I think the reason that I turned to the internet was so that I could escape from the person everyone thought I was to the person I really wanted to be and this was even before I learned about BDSM. It started near the end of an extremely abusive relationship in which I was trapped and the internet was the only place I felt "safe". No one could hit me there and if I got into "trouble" I could just click the X and run away. Also, I had people making advances on me - as much as was possible in a chatroom. I knew that it was only because that I was some faceles woman with whom these people could fantisize was someone else, someone they always wanted to be with but would never happen, but in some small way it made me feel good.
The internet is a good place to find yourself if you are honest. You don't really have to worry about what other people think about you becuase you can just turn the computer off and walk away. You can be yourself. Unfortunately, it works both ways. It is also a good way for people to be someone they aren't and I think that is where a lot of people get themselves into trouble. They build themselevs up in each others heads as being the person of each other's dreams and when they meet, they fall short of the mark, the fantasy is broken; the bubble burst. You weren't the knight in shining armor she thought you were or the supermodel you thought she was.

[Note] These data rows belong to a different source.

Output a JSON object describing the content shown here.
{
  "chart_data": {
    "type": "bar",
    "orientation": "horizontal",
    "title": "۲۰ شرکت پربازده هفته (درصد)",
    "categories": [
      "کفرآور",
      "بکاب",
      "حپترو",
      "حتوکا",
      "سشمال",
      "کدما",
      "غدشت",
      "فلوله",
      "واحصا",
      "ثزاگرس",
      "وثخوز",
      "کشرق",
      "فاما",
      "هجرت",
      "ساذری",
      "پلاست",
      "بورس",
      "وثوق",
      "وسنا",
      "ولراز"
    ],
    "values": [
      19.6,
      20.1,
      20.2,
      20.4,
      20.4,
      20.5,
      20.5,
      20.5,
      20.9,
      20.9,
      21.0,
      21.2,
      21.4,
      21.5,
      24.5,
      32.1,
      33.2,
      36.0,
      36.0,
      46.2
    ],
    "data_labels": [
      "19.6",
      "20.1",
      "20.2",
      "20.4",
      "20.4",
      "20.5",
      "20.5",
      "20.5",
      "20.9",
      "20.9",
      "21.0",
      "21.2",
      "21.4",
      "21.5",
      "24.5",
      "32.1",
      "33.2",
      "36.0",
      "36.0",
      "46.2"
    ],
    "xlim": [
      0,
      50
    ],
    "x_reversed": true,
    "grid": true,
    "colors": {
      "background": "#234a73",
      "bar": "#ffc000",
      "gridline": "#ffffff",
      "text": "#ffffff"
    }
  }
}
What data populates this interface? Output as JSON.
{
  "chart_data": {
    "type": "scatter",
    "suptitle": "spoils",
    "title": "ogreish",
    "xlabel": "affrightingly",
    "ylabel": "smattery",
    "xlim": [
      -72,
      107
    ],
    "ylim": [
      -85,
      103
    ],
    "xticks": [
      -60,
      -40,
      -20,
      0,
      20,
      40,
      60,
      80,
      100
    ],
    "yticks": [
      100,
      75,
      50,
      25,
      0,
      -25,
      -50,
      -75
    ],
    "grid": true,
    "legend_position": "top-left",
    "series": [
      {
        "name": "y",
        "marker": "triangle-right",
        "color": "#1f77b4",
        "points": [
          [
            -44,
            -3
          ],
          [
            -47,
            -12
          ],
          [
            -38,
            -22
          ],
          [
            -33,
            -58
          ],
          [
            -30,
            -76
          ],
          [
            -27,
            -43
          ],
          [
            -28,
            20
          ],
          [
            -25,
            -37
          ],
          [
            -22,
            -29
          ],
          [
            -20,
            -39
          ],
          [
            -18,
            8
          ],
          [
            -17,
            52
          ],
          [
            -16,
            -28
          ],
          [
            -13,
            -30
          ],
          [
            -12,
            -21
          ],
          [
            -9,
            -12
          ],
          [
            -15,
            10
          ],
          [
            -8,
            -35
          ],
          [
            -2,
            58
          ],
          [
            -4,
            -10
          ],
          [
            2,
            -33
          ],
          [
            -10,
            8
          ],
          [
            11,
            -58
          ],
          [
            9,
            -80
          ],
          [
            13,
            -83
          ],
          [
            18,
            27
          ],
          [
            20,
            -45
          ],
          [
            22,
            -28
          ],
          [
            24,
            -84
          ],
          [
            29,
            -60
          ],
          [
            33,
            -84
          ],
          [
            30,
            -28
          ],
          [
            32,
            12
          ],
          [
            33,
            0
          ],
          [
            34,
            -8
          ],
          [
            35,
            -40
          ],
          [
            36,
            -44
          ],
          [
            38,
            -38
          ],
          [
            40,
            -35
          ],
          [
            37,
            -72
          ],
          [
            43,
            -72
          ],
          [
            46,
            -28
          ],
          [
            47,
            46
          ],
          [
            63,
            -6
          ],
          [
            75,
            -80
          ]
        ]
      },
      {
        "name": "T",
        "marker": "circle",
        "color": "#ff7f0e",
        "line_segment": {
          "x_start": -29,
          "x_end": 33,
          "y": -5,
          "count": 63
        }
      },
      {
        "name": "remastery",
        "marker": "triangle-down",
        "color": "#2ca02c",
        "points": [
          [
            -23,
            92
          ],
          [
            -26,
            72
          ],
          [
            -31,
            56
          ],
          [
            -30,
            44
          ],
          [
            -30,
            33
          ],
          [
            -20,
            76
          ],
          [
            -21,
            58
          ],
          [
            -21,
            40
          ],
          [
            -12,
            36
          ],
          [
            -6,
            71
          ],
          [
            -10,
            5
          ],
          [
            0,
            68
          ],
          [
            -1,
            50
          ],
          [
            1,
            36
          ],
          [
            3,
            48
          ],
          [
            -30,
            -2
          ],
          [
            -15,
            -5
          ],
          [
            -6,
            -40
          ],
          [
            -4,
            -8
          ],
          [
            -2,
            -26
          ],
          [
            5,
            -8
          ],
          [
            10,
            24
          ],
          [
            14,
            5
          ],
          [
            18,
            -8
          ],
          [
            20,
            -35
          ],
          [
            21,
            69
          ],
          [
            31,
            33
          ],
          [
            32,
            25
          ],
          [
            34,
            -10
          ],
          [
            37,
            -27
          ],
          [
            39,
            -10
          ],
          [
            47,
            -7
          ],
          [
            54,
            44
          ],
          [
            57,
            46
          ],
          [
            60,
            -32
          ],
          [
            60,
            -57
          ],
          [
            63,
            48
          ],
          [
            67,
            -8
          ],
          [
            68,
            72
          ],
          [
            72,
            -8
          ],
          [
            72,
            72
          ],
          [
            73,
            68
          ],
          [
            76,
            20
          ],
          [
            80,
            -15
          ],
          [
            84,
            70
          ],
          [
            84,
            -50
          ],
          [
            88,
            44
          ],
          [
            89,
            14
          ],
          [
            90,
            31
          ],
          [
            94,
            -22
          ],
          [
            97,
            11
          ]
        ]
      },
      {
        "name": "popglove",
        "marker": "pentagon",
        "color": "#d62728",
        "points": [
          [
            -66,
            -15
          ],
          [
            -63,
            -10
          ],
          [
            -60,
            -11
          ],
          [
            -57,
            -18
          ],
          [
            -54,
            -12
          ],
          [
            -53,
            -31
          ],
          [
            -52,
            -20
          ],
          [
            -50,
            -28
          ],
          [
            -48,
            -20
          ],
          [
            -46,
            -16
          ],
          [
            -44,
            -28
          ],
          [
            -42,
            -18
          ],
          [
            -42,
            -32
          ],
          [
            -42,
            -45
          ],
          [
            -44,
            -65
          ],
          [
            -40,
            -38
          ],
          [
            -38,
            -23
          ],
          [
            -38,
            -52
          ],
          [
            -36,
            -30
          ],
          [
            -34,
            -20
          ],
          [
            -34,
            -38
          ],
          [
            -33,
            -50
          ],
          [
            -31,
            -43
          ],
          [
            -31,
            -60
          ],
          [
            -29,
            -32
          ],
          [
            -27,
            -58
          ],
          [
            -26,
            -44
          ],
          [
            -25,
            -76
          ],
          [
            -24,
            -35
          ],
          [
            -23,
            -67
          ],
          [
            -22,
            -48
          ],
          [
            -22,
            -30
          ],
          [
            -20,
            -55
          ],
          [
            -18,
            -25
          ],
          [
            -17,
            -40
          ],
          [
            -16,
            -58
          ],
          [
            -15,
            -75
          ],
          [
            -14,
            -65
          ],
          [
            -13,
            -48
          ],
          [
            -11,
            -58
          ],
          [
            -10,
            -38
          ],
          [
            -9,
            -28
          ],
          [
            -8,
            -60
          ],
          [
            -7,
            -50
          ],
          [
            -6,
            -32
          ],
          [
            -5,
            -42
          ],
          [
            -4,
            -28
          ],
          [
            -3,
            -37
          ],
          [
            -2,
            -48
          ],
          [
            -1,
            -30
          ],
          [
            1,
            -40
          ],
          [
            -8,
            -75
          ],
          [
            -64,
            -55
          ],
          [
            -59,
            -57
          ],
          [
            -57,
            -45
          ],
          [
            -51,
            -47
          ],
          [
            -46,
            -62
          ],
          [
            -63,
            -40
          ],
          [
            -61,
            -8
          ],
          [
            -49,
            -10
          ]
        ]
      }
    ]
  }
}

Now, I have had a couple of online relationships, both with dominants, and one of the two worked out for me and that was with TG. The other, however, was completely different. He was a nightmare waiting to happen. I got lucky though, it didn't take me long. I found TG after only being online for about 3 months and we talked for another six before we met face to face. But we were upfront and honest about who and what we were from the beginning and I think that is a big part of it.
All that I can say, is that I am for internet relationships if they are open and honest; that the people involved don't try to be someone they are not. But then again, this is true in any relationship, on or offline. I am thankful for internet relationships because, if there weren't any, I probably would have been alone for a very long time and I wouldn't have TG and our beautiful daughter, both whom I love very much.
Anyway, that is my opinion of internet relationships. I don't know if that was the kind of feedback that you were looking for and I could have gone on for pages and pages but I thought I would cut it short.